Alors qu’une guerre commerciale se dessine entre les Etats-Unis et le reste du monde, notamment avec l’Europe, c’est un nouveau contexte de crise économique qui se profile et qui pourrait impacter les entreprises. Dans cette situation toutes les entités sont susceptibles de connaître des hauts et des bas. Le dirigeant pris dans les tâches quotidiennes, pris par la routine ou encore débordé par les évènements n’est pas toujours en mesure de repérer les faibles signaux d’alerte. Pourtant en les diagnostiquant à temps les difficultés peuvent être traitées efficacement par l’intermédiaire de divers outils. Ils peuvent parfois être juridiques voire judiciaires avec la médiation de crédit, le mandat ad hoc …. Les signes avant-coureurs qu’une crise touche l’entreprise sont issus d’une conjoncture de maux, 1 ou 2 plus importants, indiquant une situation alarmante.
Voici une liste d’indices qui doivent alerter aussi bien le dirigeant que ses collaborateurs.
- Une trésorerie qui se dégrade :
Une trésorerie qui se dégrade au point qu’il faille tirer toujours plus sur le crédit bancaire voire sur les délais de paiement doit alerter immédiatement sur une situation que peut vite déraper. Cet état est régulièrement considéré comme passager par le chef d’entreprise.
- Des outils de gestion prévisionnels inexistants ou non pertinents :
Des outils comme des tableaux de bord de gestion doivent être présents, mis à jour et pertinents. Ils permettent de suivre quotidiennement l’évolution de facteurs importants, mesurent la performance de l’entreprise. Ils doivent être faciles à mettre en place, faciles à utiliser et donner une vision quasi instantanée et cohérente de la situation.
- Une politique de l’autruche :
Retard sur la saisie des factures de fournisseurs, retard sur la saisie des factures clients, un suivi de gestion qui n’est pas optimisé… et un dirigeant qui se voile la face.
- Une vision stratégique défaillante :
Une entreprise qui fonctionne depuis plusieurs années, bien implantée sur son ou ses marchés et un dirigeant qui pense que cela va encore durer longtemps. Pourtant la structure s’adapte de moins en moins aux mouvements stratégiques. Une erreur de stratégie n’étant visible sur le compte de résultat que 6 à 24 mois après. Il est essentiel d’être clairvoyant et se poser les bonnes questions au bon moment.
- Une implication du dirigeant moins prononcée :
Un dirigeant qui ne connait plus son personnel, incapable de connaitre sa gamme de produit, incapable de savoir les produit en production sur la ligne …
- Entourage et collaborateurs qui ne disent plus la vérité :
L’entourage et les collaborateurs perdent de l’acuité, perdent le sens des réalités avec le temps.

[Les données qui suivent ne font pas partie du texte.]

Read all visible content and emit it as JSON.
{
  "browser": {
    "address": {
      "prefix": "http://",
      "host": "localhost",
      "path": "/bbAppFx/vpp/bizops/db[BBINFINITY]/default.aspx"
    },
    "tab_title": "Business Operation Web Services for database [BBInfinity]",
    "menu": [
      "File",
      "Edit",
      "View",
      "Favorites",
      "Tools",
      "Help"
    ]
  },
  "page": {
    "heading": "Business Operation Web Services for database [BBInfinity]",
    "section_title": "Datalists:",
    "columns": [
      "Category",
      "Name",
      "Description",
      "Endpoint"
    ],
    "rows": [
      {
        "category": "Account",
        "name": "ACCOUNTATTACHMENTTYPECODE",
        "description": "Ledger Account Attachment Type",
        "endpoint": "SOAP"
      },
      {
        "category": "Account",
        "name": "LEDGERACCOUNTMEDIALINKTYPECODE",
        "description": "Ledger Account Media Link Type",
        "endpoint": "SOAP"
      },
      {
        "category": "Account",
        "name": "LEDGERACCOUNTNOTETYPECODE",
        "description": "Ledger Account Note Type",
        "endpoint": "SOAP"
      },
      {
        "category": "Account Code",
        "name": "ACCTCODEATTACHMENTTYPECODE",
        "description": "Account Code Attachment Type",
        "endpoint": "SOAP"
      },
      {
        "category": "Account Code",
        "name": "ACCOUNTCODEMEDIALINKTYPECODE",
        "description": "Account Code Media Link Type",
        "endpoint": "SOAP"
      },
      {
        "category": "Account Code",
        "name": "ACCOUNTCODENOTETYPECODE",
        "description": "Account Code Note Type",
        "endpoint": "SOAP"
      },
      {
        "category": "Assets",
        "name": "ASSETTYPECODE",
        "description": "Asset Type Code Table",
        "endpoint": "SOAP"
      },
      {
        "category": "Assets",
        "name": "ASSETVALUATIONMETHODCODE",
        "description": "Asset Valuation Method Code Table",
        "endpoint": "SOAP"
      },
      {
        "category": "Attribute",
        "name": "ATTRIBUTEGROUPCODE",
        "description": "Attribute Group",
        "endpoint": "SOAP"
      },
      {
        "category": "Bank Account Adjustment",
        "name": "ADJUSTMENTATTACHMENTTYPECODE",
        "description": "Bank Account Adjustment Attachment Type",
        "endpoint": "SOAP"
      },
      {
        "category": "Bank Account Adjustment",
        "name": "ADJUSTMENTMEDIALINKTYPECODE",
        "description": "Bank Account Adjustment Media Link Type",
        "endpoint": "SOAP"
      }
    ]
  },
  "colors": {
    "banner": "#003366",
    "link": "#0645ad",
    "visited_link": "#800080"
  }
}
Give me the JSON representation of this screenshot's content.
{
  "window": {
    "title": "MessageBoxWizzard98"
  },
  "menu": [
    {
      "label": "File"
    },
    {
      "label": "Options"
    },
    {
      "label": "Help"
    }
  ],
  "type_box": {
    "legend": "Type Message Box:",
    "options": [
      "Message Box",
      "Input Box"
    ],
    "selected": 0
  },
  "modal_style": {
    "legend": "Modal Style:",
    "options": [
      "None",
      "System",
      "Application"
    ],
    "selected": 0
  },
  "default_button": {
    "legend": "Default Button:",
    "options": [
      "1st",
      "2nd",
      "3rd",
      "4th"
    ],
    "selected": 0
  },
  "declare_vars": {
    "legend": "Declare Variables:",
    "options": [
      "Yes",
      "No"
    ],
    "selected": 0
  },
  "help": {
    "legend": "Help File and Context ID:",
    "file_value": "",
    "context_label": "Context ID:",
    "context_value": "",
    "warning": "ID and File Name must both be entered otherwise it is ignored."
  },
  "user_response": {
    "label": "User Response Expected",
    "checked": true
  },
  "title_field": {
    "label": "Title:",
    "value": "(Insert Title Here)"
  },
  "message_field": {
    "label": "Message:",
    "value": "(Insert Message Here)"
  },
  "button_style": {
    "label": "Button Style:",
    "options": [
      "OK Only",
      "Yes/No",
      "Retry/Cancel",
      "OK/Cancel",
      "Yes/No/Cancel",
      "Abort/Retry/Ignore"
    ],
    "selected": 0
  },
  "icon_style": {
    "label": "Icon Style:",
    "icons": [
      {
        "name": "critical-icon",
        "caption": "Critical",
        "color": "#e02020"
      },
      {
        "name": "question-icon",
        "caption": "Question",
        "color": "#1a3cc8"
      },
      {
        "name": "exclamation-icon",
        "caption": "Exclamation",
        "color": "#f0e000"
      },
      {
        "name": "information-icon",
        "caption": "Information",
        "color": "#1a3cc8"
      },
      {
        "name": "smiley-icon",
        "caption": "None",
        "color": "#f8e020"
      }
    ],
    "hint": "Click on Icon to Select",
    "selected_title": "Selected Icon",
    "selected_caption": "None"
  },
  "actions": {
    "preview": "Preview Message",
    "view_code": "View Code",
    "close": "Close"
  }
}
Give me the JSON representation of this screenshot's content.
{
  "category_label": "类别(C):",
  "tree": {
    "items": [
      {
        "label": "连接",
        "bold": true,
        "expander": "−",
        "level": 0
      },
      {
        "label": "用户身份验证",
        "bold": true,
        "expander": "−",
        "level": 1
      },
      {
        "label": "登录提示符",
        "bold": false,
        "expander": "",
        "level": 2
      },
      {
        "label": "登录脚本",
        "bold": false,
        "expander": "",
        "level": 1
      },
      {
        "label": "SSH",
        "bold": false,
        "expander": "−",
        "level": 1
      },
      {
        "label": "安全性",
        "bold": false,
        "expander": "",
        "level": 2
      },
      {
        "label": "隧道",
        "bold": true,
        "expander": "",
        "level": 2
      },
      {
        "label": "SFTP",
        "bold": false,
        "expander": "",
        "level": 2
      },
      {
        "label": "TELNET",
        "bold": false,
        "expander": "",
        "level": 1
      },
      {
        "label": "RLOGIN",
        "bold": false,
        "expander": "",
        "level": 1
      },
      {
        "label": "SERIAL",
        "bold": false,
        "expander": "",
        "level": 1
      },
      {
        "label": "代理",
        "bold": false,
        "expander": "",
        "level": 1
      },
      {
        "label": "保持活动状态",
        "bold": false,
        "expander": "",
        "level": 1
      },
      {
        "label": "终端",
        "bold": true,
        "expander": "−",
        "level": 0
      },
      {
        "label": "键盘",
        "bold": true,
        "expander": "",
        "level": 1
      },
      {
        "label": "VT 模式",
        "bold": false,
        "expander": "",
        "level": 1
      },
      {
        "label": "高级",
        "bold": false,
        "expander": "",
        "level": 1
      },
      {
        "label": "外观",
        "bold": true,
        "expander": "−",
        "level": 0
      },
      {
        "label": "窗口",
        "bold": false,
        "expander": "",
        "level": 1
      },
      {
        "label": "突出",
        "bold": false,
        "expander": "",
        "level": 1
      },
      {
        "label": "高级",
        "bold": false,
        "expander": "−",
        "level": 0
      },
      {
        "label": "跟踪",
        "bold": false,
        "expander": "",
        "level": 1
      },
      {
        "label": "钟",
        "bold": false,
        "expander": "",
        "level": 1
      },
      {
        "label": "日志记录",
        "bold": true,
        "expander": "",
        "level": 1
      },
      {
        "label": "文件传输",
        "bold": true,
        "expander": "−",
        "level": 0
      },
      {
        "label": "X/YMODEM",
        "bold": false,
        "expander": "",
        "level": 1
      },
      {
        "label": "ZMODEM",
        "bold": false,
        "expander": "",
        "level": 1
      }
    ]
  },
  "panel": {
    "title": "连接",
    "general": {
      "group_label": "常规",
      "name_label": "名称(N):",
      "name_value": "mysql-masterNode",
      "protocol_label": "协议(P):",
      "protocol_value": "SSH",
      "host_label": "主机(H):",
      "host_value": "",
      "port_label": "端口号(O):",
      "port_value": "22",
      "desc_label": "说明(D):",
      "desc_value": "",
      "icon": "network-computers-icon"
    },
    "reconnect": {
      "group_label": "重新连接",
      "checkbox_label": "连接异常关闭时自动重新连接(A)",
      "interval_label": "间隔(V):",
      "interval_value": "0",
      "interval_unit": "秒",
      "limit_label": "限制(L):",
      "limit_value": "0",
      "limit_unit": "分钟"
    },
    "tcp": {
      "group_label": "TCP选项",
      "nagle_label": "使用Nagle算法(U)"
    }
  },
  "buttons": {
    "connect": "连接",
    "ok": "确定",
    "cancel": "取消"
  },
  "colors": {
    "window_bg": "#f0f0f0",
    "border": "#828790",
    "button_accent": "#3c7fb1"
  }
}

- Perte de leadership et climat social qui se tend :
L’entreprise est considérée comme un outil de production par le chef d’entreprise. On occulte le caractère humain et périssable. En effet une entreprise vit et meurt ! Dégradation du management, du leadership et du climat social sont des constantes des entreprises en crise. De même si les relations humaines fonctionnent correctement, ce sont les employés qui feront remonter les informations et alerteront les dirigeants sur les difficultés.
L’anticipation suivie de la réaction sont des clés pour pallier aux difficultés que peuvent connaitre les entreprises. La vigilance est toujours de mise.